- CDM 2018
- 8es
- Belgique-Japon
Chapeau M. Nishino
Arrivé en catastrophe sur le banc du Japon, Akira Nishino ne partait pas favori au vu de la préparation en dents de scie de Samouraïs bleus vieillissants. Et pourtant, le sélectionneur du Japon est parvenu à déjouer tous les pronostics en proposant un système de jeu efficace. À défaut d’être séduisant.
Choc des cultures. Trois mots qui résument l’éviction de Vahid Halilhodžić après une campagne de qualification démarrée en demi-teinte (à l’image d’un match nul obtenu face à Singapour) et pourtant conclue par une encourageante première place. Pour remplacer coach Vahid, un nom relativement inconnu hors des frontières de l’archipel, mais qui rime avec constance en première division japonaise : Akira Nishino. Taulier du Kashiwa Reysol, Gamba Osaka et Nagoya Grampus, l’homme est âgé de 63 ans au moment de reprendre les rênes des Samouraïs bleus. Ça tombe bien : son groupe, avec 28,6 ans de moyenne d’âge, fait partie des plus âgées du tournoi. Entre vieux, on se comprend et c’est déjà un progrès.

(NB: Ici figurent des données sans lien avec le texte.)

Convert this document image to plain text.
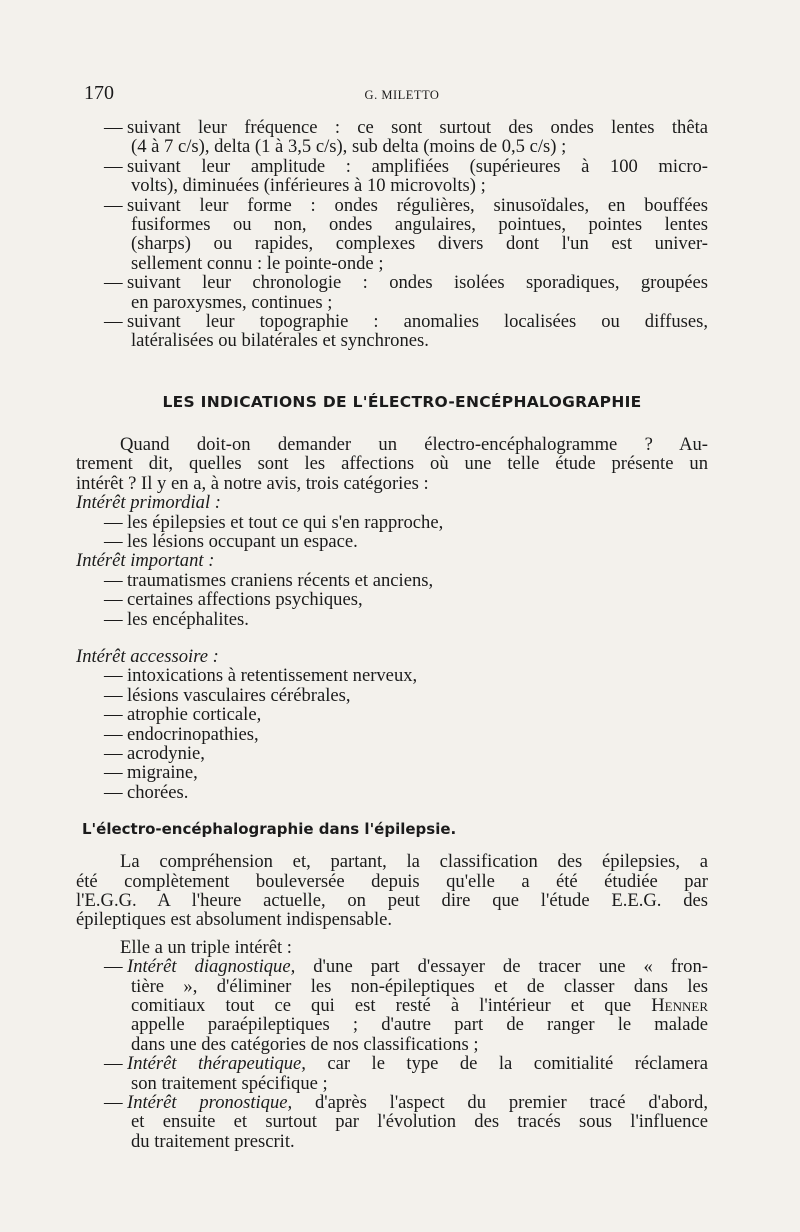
170	G. MILETTO
— suivant leur fréquence : ce sont surtout des ondes lentes thêta
(4 à 7 c/s), delta (1 à 3,5 c/s), sub delta (moins de 0,5 c/s) ;
— suivant leur amplitude : amplifiées (supérieures à 100 micro-
volts), diminuées (inférieures à 10 microvolts) ;
— suivant leur forme : ondes régulières, sinusoïdales, en bouffées
fusiformes ou non, ondes angulaires, pointues, pointes lentes
(sharps) ou rapides, complexes divers dont l'un est univer-
sellement connu : le pointe-onde ;
— suivant leur chronologie : ondes isolées sporadiques, groupées
en paroxysmes, continues ;
— suivant leur topographie : anomalies localisées ou diffuses,
latéralisées ou bilatérales et synchrones.
LES INDICATIONS DE L'ÉLECTRO-ENCÉPHALOGRAPHIE
Quand doit-on demander un électro-encéphalogramme ? Au-
trement dit, quelles sont les affections où une telle étude présente un
intérêt ? Il y en a, à notre avis, trois catégories :
Intérêt primordial :
— les épilepsies et tout ce qui s'en rapproche,
— les lésions occupant un espace.
Intérêt important :
— traumatismes craniens récents et anciens,
— certaines affections psychiques,
— les encéphalites.
Intérêt accessoire :
— intoxications à retentissement nerveux,
— lésions vasculaires cérébrales,
— atrophie corticale,
— endocrinopathies,
— acrodynie,
— migraine,
— chorées.
L'électro-encéphalographie dans l'épilepsie.
La compréhension et, partant, la classification des épilepsies, a
été complètement bouleversée depuis qu'elle a été étudiée par
l'E.G.G. A l'heure actuelle, on peut dire que l'étude E.E.G. des
épileptiques est absolument indispensable.
Elle a un triple intérêt :
— Intérêt diagnostique, d'une part d'essayer de tracer une « fron-
tière », d'éliminer les non-épileptiques et de classer dans les
comitiaux tout ce qui est resté à l'intérieur et que Henner
appelle paraépileptiques ; d'autre part de ranger le malade
dans une des catégories de nos classifications ;
— Intérêt thérapeutique, car le type de la comitialité réclamera
son traitement spécifique ;
— Intérêt pronostique, d'après l'aspect du premier tracé d'abord,
et ensuite et surtout par l'évolution des tracés sous l'influence
du traitement prescrit.
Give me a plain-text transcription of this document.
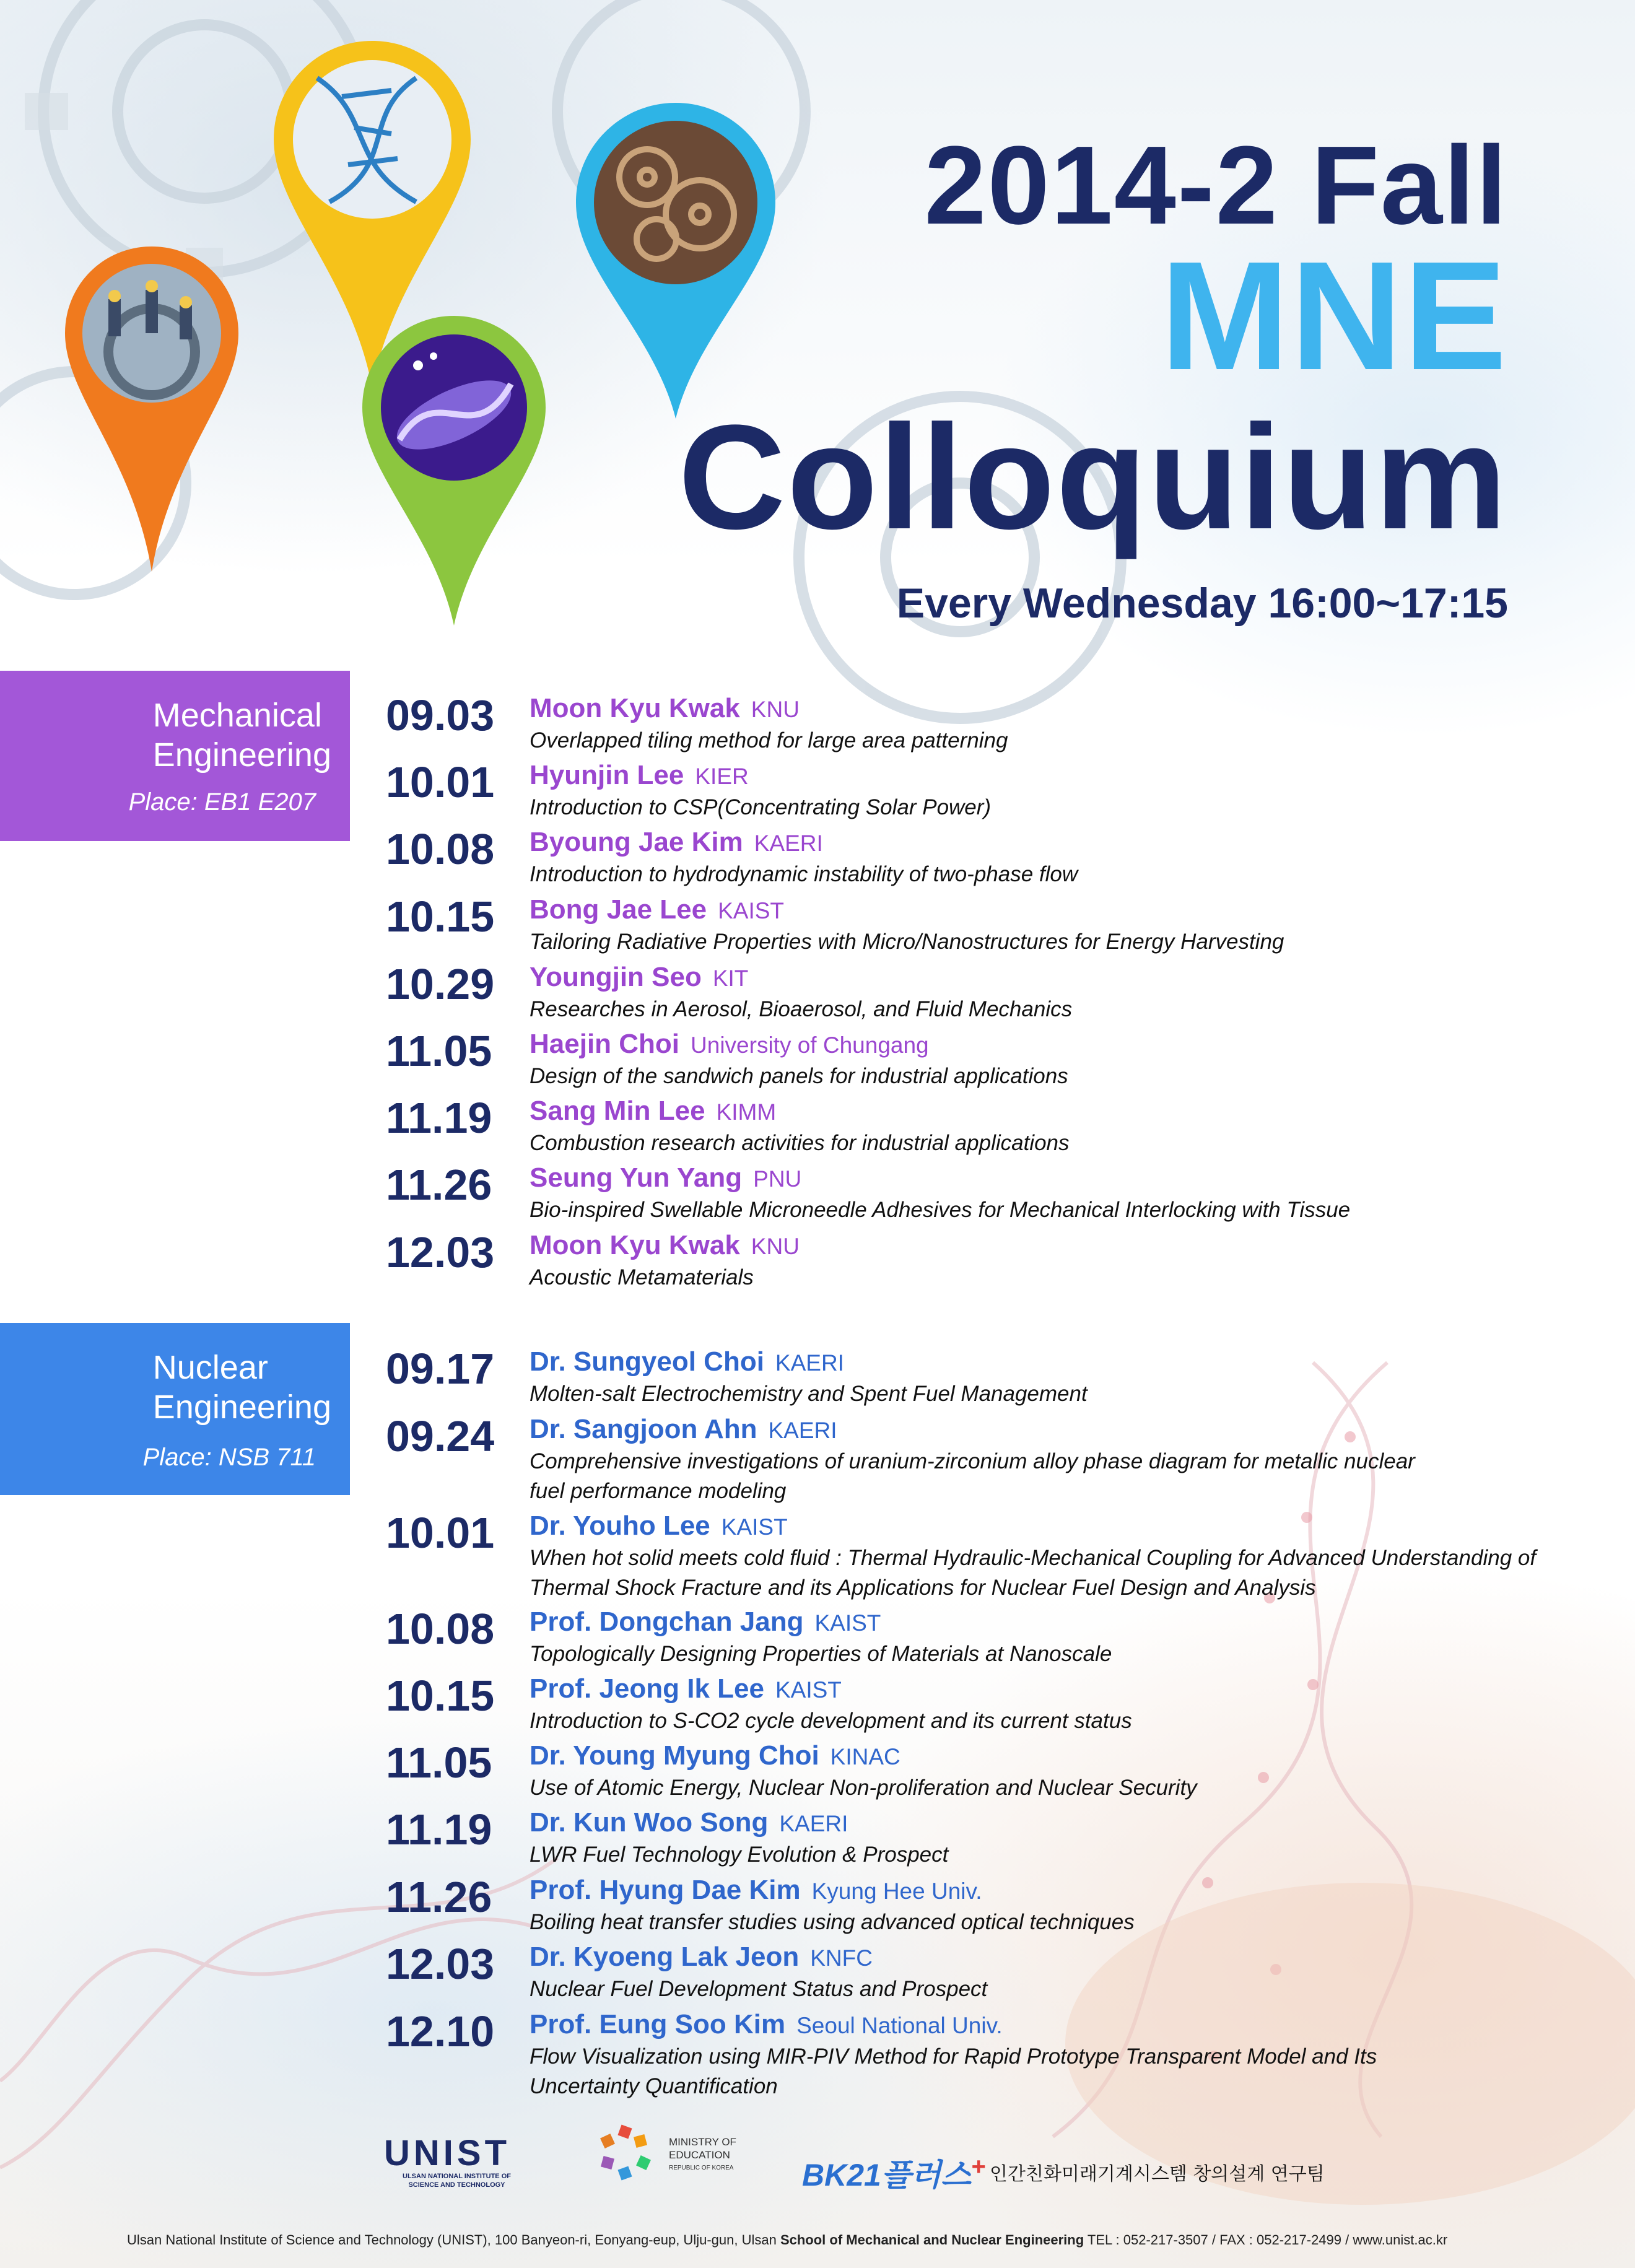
2014-2 Fall
MNE
Colloquium
Every Wednesday 16:00~17:15
Mechanical
Engineering
Place: EB1 E207
Nuclear
Engineering
Place: NSB 711
09.03 Moon Kyu Kwak KNU
Overlapped tiling method for large area patterning
10.01 Hyunjin Lee KIER
Introduction to CSP(Concentrating Solar Power)
10.08 Byoung Jae Kim KAERI
Introduction to hydrodynamic instability of two-phase flow
10.15 Bong Jae Lee KAIST
Tailoring Radiative Properties with Micro/Nanostructures for Energy Harvesting
10.29 Youngjin Seo KIT
Researches in Aerosol, Bioaerosol, and Fluid Mechanics
11.05 Haejin Choi University of Chungang
Design of the sandwich panels for industrial applications
11.19 Sang Min Lee KIMM
Combustion research activities for industrial applications
11.26 Seung Yun Yang PNU
Bio-inspired Swellable Microneedle Adhesives for Mechanical Interlocking with Tissue
12.03 Moon Kyu Kwak KNU
Acoustic Metamaterials
09.17 Dr. Sungyeol Choi KAERI
Molten-salt Electrochemistry and Spent Fuel Management
09.24 Dr. Sangjoon Ahn KAERI
Comprehensive investigations of uranium-zirconium alloy phase diagram for metallic nuclear fuel performance modeling
10.01 Dr. Youho Lee KAIST
When hot solid meets cold fluid : Thermal Hydraulic-Mechanical Coupling for Advanced Understanding of Thermal Shock Fracture and its Applications for Nuclear Fuel Design and Analysis
10.08 Prof. Dongchan Jang KAIST
Topologically Designing Properties of Materials at Nanoscale
10.15 Prof. Jeong Ik Lee KAIST
Introduction to S-CO2 cycle development and its current status
11.05 Dr. Young Myung Choi KINAC
Use of Atomic Energy, Nuclear Non-proliferation and Nuclear Security
11.19 Dr. Kun Woo Song KAERI
LWR Fuel Technology Evolution & Prospect
11.26 Prof. Hyung Dae Kim Kyung Hee Univ.
Boiling heat transfer studies using advanced optical techniques
12.03 Dr. Kyoeng Lak Jeon KNFC
Nuclear Fuel Development Status and Prospect
12.10 Prof. Eung Soo Kim Seoul National Univ.
Flow Visualization using MIR-PIV Method for Rapid Prototype Transparent Model and Its Uncertainty Quantification
UNIST
ULSAN NATIONAL INSTITUTE OF
SCIENCE AND TECHNOLOGY
MINISTRY OF
EDUCATION
REPUBLIC OF KOREA BK21플러스+ 인간친화미래기계시스템 창의설계 연구팀
Ulsan National Institute of Science and Technology (UNIST), 100 Banyeon-ri, Eonyang-eup, Ulju-gun, Ulsan School of Mechanical and Nuclear Engineering TEL : 052-217-3507 / FAX : 052-217-2499 / www.unist.ac.kr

Puisqu’en plus de la différence culturelle qui a poussé Halilhodžić vers la sortie, la rupture avec son groupe était consommée. Le Japon se prépare alors à sa sixième Coupe du monde d’affilée avec un statut peu enviable : celui de l’équipe contre laquelle les trois points devraient être les plus faciles à prendre. Les amicaux d’avant-Mondial sont là pour le confirmer : Nishino reprend un effectif qui n’a pas gagné une seule de ses trois premières rencontres et poursuit sur la lancée avec deux défaites consécutives face au Ghana et à la Suisse. Avant de finalement s’imposer face au Paraguay, mais sans briller. La Coupe du monde commence dans la foulée et les prévisions sont à l’opposé du beau fixe.
Avec l’aide du destin
Mais la particularité des tournois internationaux, c’est que rien n’est joué d’avance. Si dans le groupe, un semblant de cohésion paraît accompagner une belle entente retrouvée, les Samouraïs bleus peinent à régaler les spectateurs sur le terrain. Et c’est là qu’interviennent ces petits riens qui, au bout du compte, finissent par faire toute la différence. Contre la Colombie, par exemple. Il suffit d’un carton rouge inespéré au bout de seulement trois minutes pour permettre à Kagawa d’ouvrir le score sur penalty et de placer le Japon dans une position de force qui n’était pas gagnée d’avance.
Preuve en est par l’égalisation de Quintero sur coup franc et une boulette magistrale de Kawashima. Face à la Pologne, le seul but inscrit par Jan Bednarek a prouvé à quel point cette défense japonaise pouvait être naïve. Cela s’est également vérifié face au Sénégal, qui a mené par deux fois avant de se faire rattraper grâce au mental, élément qu’on ne pourra pas enlever aux guerriers de M. Nishino.
Vaincre sans gloire
Quoique. La dernière joute face à des Polonais déjà éliminés avait tout du match piège. D’un côté, trois équipes pour deux places, de l’autre, un animal blessé et qui ne refusera pas un dernier coup de griffe avant de rendre son dernier soupir. On s’attendait logiquement à voir onze guerriers filer vers l’avant et tenter de remporter une vraie victoire. Il n’en a rien été. Anémiques, les Japonais se sont contentés de répondre aux quelques attaques polonaises. Sans jamais convaincre. La fin du match s’est révélée être une parodie de football. Visiblement informés du but victorieux de Mina à un quart d’heure du terme, les joueurs de M. Nishino ont commencé une partie de passe à dix interminable alors qu’ils étaient menés. D’abord étonnante, elle se révèle agaçante, puis franchement insultante. Pour le public, pour la Pologne et pour le football.
Car finalement, le Japon s’est qualifié à la faveur de deux minuscules cartons jaunes éliminant le Sénégal. On notera également la passivité de l’arbitre zambien, qui aurait pu dégainer quelques biscottes pour ce flagrant délit d’antijeu. Difficile, donc, de se montrer confiant pour les Nippons à l’approche des huitièmes de finale qui leur réservent la Belgique, qui assure son statut d’outsider avec la manière. Tout le contraire du Japon, qui a illustré à merveille l’adage « À vaincre sans péril, on triomphe sans gloire » . Même si à la fin, seul le résultat compte. Chapeau quand même pour ça, M. Nishino.